Dermatologists have no sense of humor when it comes to tanning.  He was proudly pale and didn’t understand why I would even think of tanning with the writing so clearly on the wall, or in this case my bald head.
 He took out small sample tubes of moisturizer with an SPF of 30. “You’ll be wanting to put this on your scalp and face in the mornings before you go out.”
   “ But I work six days a week inside the hospital. I’m hardly ever outside during the day.”
   “ You can get damage from the sun from just your walk to work,” he said ominously, the same way a shark expert says you can get attacked by a Great White in three feet of water.
   I started to panic, envisioning a life wearing long black opera gloves. I started deal-making. As a middle child, that’s how I have gotten through life. You make me happy, I’ll make you happy.
  “ I’ll put it on if I eat lunch outside but not in the morning. How’s that? And I’ll only do 14 minutes in the booth instead of 18.”
  “Anytime in a tanning booth is too much time”.
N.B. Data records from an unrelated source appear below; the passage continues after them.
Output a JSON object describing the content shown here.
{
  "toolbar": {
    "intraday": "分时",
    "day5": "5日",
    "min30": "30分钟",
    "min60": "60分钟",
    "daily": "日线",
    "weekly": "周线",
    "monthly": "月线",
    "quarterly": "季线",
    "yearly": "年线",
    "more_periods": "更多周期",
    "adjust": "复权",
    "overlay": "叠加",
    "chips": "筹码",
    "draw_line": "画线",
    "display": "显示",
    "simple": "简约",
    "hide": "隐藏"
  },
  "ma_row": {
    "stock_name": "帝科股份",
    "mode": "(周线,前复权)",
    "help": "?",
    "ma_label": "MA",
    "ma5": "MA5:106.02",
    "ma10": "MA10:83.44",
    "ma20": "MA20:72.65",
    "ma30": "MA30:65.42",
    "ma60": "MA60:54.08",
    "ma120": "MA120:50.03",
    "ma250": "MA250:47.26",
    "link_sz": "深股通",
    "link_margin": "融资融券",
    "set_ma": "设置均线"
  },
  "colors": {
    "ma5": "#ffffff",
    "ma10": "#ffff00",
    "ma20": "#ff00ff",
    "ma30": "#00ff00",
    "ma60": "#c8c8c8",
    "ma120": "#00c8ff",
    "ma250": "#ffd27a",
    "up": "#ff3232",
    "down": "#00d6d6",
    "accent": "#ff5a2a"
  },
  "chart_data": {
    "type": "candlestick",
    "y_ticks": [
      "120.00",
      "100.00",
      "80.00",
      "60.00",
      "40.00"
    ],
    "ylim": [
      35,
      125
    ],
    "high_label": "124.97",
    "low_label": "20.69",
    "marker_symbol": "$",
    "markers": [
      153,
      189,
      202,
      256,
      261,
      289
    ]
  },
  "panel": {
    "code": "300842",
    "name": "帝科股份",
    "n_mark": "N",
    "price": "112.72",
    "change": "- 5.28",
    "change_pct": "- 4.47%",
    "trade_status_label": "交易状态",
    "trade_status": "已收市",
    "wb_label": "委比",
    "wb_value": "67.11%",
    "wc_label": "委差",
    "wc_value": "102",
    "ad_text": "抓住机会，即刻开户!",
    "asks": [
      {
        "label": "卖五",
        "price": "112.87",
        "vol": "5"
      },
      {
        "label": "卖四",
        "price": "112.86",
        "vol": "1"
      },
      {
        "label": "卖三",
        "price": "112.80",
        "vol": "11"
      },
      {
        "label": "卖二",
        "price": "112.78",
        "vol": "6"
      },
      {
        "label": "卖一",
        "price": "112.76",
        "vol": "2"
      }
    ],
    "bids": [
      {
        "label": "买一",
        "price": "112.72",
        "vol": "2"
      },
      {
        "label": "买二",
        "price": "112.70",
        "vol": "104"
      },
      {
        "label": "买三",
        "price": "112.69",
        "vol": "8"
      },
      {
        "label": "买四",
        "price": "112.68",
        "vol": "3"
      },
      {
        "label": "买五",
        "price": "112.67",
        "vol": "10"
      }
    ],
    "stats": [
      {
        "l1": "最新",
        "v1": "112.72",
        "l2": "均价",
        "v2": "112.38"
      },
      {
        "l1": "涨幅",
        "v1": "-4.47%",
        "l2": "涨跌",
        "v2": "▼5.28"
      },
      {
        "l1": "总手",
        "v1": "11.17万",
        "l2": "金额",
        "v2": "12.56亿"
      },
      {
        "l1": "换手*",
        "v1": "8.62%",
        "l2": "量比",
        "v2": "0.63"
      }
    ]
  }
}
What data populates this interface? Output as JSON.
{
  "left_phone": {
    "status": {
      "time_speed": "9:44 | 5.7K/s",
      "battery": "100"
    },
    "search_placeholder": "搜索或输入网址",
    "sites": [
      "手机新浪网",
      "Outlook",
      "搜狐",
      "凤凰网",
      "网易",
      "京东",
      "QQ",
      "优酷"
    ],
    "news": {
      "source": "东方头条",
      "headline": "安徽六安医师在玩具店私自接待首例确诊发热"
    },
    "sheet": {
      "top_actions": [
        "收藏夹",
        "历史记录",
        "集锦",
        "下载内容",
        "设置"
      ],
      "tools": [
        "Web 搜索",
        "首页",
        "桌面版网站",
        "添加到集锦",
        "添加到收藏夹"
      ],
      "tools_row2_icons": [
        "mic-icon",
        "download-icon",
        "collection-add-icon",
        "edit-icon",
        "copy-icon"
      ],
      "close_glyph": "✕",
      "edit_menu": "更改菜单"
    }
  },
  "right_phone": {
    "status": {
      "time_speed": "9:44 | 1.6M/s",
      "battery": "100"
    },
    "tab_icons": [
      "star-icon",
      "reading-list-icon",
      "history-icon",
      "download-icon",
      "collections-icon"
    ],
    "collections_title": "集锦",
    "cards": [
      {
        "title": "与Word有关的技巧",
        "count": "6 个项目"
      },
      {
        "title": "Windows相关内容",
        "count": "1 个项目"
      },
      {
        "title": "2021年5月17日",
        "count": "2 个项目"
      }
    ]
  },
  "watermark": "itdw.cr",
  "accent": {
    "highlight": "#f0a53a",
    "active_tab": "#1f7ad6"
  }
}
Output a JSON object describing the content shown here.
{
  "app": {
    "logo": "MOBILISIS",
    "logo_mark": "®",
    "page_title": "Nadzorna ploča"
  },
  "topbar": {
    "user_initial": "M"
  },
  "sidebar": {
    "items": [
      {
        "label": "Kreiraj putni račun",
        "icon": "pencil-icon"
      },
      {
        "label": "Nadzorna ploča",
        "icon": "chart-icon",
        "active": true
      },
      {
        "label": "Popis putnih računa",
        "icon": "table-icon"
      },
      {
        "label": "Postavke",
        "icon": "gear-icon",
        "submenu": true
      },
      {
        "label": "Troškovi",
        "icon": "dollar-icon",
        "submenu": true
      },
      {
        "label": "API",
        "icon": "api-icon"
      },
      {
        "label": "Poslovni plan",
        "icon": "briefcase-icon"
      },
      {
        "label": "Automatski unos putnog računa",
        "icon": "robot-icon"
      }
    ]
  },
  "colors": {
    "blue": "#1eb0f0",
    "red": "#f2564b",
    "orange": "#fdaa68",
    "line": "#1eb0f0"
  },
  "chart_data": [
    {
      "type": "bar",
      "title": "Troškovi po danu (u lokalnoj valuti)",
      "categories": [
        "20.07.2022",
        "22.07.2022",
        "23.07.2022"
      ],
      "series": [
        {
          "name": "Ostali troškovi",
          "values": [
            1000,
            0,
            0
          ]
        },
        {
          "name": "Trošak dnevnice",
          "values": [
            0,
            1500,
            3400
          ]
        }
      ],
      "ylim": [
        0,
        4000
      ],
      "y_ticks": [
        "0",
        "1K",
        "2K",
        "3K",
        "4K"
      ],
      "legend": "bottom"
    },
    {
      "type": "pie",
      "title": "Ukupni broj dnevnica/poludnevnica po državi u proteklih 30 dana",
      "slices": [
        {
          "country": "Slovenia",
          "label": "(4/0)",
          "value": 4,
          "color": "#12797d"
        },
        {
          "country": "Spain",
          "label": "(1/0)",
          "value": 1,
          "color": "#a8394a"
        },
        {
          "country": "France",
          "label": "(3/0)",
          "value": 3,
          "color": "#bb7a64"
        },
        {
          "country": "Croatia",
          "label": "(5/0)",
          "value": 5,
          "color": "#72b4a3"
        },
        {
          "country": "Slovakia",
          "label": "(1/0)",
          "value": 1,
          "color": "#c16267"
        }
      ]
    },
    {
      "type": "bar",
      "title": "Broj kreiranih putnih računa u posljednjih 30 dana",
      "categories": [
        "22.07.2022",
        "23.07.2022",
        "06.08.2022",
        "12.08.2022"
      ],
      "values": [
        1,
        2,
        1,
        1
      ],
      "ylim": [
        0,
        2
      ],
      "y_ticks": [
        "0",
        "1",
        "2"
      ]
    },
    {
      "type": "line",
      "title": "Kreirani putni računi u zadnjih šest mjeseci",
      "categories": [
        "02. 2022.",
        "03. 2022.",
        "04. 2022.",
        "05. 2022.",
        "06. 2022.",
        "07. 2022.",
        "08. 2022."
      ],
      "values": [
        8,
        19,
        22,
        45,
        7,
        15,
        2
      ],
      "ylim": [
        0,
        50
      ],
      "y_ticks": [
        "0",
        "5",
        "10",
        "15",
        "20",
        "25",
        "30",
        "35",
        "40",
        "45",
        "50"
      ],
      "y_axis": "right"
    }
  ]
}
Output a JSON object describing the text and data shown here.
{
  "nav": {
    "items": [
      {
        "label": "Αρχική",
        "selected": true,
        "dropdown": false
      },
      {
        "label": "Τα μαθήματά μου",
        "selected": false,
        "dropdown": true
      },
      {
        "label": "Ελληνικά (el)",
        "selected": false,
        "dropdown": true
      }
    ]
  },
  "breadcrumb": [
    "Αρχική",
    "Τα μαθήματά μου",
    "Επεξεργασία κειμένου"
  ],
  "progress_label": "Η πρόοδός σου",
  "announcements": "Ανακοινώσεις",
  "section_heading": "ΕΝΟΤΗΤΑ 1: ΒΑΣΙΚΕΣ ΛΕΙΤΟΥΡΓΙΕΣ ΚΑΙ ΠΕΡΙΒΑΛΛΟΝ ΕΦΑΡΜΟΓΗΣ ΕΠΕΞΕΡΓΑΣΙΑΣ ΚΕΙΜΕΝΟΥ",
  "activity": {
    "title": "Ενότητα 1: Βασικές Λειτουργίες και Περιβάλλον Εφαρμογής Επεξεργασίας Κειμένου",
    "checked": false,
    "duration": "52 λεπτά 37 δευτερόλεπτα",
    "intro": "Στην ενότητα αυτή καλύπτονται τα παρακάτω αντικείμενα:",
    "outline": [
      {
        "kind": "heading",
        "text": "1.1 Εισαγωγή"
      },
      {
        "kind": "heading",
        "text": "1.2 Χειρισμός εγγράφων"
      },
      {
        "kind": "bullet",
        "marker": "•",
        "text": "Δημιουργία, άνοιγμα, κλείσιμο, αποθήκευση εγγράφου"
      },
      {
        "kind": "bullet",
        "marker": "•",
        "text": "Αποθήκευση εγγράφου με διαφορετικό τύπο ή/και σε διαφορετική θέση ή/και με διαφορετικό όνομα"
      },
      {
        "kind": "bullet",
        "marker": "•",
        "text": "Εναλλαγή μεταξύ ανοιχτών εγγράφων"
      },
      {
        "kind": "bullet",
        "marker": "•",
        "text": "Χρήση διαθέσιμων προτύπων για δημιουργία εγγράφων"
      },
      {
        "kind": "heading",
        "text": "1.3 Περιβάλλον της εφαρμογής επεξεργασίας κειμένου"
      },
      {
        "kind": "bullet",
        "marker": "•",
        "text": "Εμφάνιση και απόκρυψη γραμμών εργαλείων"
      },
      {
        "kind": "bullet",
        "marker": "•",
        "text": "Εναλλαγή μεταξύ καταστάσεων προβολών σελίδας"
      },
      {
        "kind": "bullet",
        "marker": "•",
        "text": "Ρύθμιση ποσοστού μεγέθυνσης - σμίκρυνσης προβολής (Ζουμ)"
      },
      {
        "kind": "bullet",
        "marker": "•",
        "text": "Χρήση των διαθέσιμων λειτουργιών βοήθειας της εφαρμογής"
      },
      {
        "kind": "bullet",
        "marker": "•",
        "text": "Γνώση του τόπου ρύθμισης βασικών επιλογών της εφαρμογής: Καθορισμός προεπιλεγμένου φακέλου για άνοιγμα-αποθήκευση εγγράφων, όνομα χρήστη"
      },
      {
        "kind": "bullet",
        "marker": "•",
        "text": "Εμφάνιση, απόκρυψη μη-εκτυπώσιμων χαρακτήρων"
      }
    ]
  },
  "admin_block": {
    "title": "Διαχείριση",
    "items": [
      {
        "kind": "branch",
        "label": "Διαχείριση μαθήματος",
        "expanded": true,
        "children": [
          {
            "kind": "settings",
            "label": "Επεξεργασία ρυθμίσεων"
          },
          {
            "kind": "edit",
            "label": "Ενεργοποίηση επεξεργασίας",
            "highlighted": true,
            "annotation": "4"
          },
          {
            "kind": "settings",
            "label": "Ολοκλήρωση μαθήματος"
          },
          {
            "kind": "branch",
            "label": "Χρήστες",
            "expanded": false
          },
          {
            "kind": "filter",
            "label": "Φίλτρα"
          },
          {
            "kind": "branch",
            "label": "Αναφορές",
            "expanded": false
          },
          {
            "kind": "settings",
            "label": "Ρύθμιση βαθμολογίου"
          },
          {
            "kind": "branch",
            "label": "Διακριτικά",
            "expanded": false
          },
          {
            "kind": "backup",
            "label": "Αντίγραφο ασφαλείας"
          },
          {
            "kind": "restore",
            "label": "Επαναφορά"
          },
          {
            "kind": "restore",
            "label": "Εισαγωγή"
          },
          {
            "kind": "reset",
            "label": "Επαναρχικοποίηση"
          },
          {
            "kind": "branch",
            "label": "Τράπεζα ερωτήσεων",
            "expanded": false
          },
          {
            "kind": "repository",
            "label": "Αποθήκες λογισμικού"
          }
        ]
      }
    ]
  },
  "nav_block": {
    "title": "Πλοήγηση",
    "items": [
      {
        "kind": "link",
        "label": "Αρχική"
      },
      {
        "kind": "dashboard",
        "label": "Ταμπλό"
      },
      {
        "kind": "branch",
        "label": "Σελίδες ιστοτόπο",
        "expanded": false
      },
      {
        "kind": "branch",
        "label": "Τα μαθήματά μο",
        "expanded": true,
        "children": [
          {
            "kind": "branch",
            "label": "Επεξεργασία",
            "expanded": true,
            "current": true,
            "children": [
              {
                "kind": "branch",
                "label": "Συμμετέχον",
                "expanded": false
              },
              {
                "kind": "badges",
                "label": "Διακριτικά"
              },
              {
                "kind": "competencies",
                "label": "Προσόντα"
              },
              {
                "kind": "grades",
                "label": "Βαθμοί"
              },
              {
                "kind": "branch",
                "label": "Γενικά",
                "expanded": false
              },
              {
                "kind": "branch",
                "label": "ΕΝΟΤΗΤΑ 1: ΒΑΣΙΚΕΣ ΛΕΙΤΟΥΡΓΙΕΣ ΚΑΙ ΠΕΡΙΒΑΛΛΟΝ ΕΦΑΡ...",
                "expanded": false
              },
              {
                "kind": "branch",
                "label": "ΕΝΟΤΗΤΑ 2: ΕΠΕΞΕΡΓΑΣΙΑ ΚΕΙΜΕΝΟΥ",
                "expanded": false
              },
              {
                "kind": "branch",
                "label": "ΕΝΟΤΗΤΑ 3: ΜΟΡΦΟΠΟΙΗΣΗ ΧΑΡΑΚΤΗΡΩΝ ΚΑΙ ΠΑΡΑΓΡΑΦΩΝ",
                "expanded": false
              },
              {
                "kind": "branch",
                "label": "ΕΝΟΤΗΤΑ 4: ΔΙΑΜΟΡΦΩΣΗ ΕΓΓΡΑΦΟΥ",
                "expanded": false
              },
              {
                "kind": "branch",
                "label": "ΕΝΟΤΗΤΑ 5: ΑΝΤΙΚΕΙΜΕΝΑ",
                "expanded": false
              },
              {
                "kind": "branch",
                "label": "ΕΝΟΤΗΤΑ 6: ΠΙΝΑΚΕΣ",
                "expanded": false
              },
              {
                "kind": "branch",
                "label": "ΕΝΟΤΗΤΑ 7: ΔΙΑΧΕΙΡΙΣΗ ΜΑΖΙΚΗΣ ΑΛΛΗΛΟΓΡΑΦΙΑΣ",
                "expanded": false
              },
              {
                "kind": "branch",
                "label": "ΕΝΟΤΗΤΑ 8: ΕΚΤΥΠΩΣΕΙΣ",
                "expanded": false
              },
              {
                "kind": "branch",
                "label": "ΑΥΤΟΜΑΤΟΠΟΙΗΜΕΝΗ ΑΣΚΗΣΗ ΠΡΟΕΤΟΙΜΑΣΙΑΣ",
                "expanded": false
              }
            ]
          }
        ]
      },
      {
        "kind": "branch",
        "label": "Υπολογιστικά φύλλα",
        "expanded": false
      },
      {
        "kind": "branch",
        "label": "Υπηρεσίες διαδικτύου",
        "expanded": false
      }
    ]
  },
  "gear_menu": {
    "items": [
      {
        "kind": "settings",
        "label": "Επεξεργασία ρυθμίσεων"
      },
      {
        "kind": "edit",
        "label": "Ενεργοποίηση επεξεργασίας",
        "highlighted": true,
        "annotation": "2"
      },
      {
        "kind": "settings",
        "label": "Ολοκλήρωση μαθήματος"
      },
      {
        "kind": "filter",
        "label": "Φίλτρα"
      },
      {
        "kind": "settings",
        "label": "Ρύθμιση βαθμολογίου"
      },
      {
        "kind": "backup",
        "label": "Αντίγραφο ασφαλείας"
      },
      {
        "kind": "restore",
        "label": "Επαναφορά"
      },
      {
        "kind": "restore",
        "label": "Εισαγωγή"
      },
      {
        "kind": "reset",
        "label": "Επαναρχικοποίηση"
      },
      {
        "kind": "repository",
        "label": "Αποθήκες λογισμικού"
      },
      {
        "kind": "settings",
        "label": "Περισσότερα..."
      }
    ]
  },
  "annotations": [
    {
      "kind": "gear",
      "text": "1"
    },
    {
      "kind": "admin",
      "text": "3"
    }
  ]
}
  “How about I wear a hat in the summer and never tan outside again?“
  “ Listen.  It’s all up to you, Gary. This is the only kind of cancer that we actually choose to get or not get. Let me at least take care of these for you right now before they grow into anything worse“ He left the room for a minute and came back with his liquid nitrogen canister, which looks like a blowtorch without the torch. “ This might sting a little, and the spots will get red then scab, but the marks should be totally gone in a few weeks.”
   “So wait a minute, you’re telling me that all I have to do is come here and have you burn them off and they wouldn’t turn cancerous?”
    “In theory, but…”
     I interrupted him before he could finish. “ That’s a theory I like. Let’s go with it, “   I smiled, leaning my head towards his blowtorch. “ Freeze away.”  
    Suddenly the world was bright and sunny again knowing that I could continue tanning as long as I keep coming back and having the AK‘s zapped off.  This will of course someday catch up with me, but at least for now I wouldn’t be going to the opera.